O jejum intermitente raz benefícios à saúde, como perda de peso e melhora da saúde cardiovascular. Mas um estudo (1) feito com camundongos revelou um outro lado: em animais geneticamente predispostos a ter câncer, fazer jejum aumentou a incidência de tumores. Conversamos com Marco Aurélio Ramirez Vinolo, professor da Unicamp e coautor da pesquisa.
O estudo mostrou que quando os ratos voltavam a se alimentar, após o jejum, havia uma proliferação de células-tronco intestinais. Por que isso acontece?
O intestino é formado por uma camada de células-tronco, que se diferenciam e geram as células maduras, os enterócitos, com funções de absorção [de nutrientes], secreção de muco e várias outras.
É um processo que acontece continuamente. Em humanos, há uma renovação do epitélio intestinal inteiro a cada 3 a 5 dias. Em camundongos, é mais ou menos a mesma coisa.

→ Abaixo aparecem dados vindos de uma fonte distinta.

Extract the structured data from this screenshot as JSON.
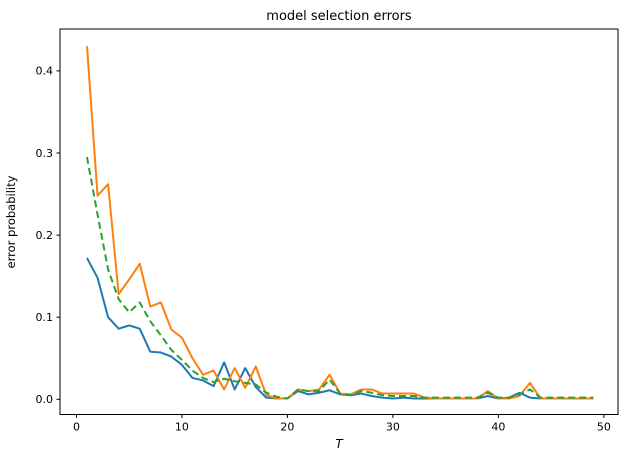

Quando a gente coloca os animais em jejum por 24 horas, essas células diminuem a taxa de proliferação. Isso é esperado. O interessante é que, depois que acontece a realimentação, a proliferação [celular] aumenta em relação ao animal que se alimenta continuamente.
Ou seja, a realimentação dá um boost na proliferação das células. Isso tem efeito positivo para o organismo, que é aumentar a taxa de regeneração arterial. Mas pode, num indivíduo geneticamente suscetível, levar a maior risco de câncer colorretal.
O que essa descoberta em cobaias pode significar para a saúde humana?
Tudo o que eu vou falar aqui é especulação, porque o que a gente viu foi um modelo animal. O jejum intermitente tem benefícios metabólicos, para o organismo. Isso já está bem comprovado. Agora, ele pode trazer riscos em indivíduos suscetíveis [a tumores].
Um outro fator que a gente não explorou ainda, mas será super-relevante para as próximas pesquisas, é entender como a alimentação interfere nisso. Será que mudando o tipo de alimento, eu torno ainda mais suscetível, ou eu protejo contra tumores? É algo que tem de ser estudado.
Seria recomendável evitar o consumo de certos alimentos logo após o jejum?
A carne queimada, quando passa do ponto, tem algumas moléculas com efeitos potencialmente carcinogênicos. São fatores que se unem para aumentar as chances de desenvolvimento [de um tumor].
E embutidos ou ultraprocessados?
Sim. Aí você puxa para o lado da quantidade de gordura nesses alimentos, outro fator que também está associado à maior suscetibilidade [ao câncer]. É bem por aí mesmo.
Fonte 1. “Short-term post-fast refeeding enhances intestinal stemness via polyamines”, S Imada e outros, 2024.